Urlaubsansprüche im Mutterschutz
Ansammlung von Urlaubsansprüchen
Die Entstehung des Urlaubsanspruchs hängt nur vom rechtlichen Bestand des Arbeitsverhältnisses ab. Das hat zur Folge, dass auch während der Dauer mutterschutzrechtlicher Beschäftigungsverbote (Schutzfristen vor und nach der Entbindung, betriebliche und ärztliche Beschäftigungsverbote) Urlaubsansprüche entstehen. Gleichzeitig ist es so, dass in dieser Zeit kein Urlaub genommen werden kann: Da die Arbeitnehmerin bereits aufgrund des Beschäftigungsverbots nicht arbeiten darf, besteht kein Raum für eine zusätzliche Freistellung durch Urlaub.
Verfallsschutz
Um den Verfall von Urlaubsansprüchen bei länger andauernden Beschäftigungsverboten zu verhindern, regelt § 24 MuSchG als gesetzliche Spezialregelung, dass eine Mutter nach dem Ende des Beschäftigungsverbots ihren Resturlaub auch noch im laufenden oder im nächsten Urlaubsjahr beanspruchen kann. Dies gilt auch für den Fall mehrerer, nahtlos aufeinander folgender Beschäftigungsverbote. So können sich bei einer Arbeitnehmerin erhebliche Mengen an Urlaubstagen ansammeln.

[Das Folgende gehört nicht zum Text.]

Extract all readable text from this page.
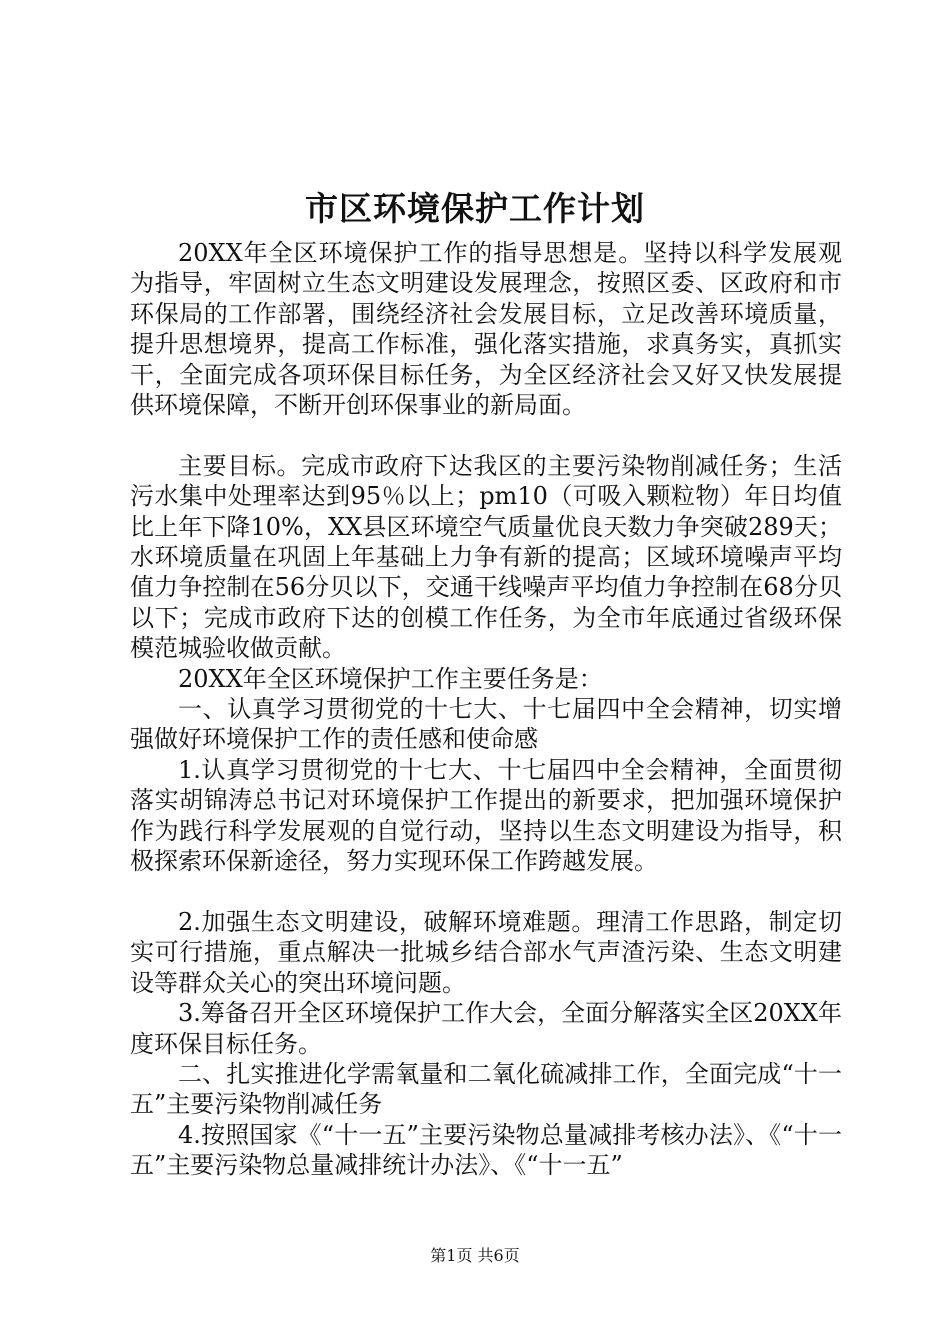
市区环境保护工作计划

20XX年全区环境保护工作的指导思想是。坚持以科学发展观为指导，牢固树立生态文明建设发展理念，按照区委、区政府和市环保局的工作部署，围绕经济社会发展目标，立足改善环境质量，提升思想境界，提高工作标准，强化落实措施，求真务实，真抓实干，全面完成各项环保目标任务，为全区经济社会又好又快发展提供环境保障，不断开创环保事业的新局面。

主要目标。完成市政府下达我区的主要污染物削减任务；生活污水集中处理率达到95％以上；pm10（可吸入颗粒物）年日均值比上年下降10%，XX县区环境空气质量优良天数力争突破289天；水环境质量在巩固上年基础上力争有新的提高；区域环境噪声平均值力争控制在56分贝以下，交通干线噪声平均值力争控制在68分贝以下；完成市政府下达的创模工作任务，为全市年底通过省级环保模范城验收做贡献。

20XX年全区环境保护工作主要任务是：

一、认真学习贯彻党的十七大、十七届四中全会精神，切实增强做好环境保护工作的责任感和使命感

1.认真学习贯彻党的十七大、十七届四中全会精神，全面贯彻落实胡锦涛总书记对环境保护工作提出的新要求，把加强环境保护作为践行科学发展观的自觉行动，坚持以生态文明建设为指导，积极探索环保新途径，努力实现环保工作跨越发展。

2.加强生态文明建设，破解环境难题。理清工作思路，制定切实可行措施，重点解决一批城乡结合部水气声渣污染、生态文明建设等群众关心的突出环境问题。

3.筹备召开全区环境保护工作大会，全面分解落实全区20XX年度环保目标任务。

二、扎实推进化学需氧量和二氧化硫减排工作，全面完成“十一五”主要污染物削减任务

4.按照国家《“十一五”主要污染物总量减排考核办法》、《“十一五”主要污染物总量减排统计办法》、《“十一五”

第1页 共6页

Urlaubsansprüche in der Elternzeit
Unterschied zum Mutterschutz: Kürzungsbefugnis des Arbeitgebers
Auch die Inanspruchnahme von Elternzeit hindert die Ansammlung von Urlaubstagen grundsätzlich nicht. Im Unterschied zu den Regelungen des Mutterschutzes steht dem Arbeitgeber aber nach § 17 BEEG die Möglichkeit zu, den Urlaubsanspruch für den Zeitraum der Elternzeit anteilig zu kürzen. Wichtig ist, dass der Arbeitgeber die Urlaubskürzung erklären, d.h. äußern muss.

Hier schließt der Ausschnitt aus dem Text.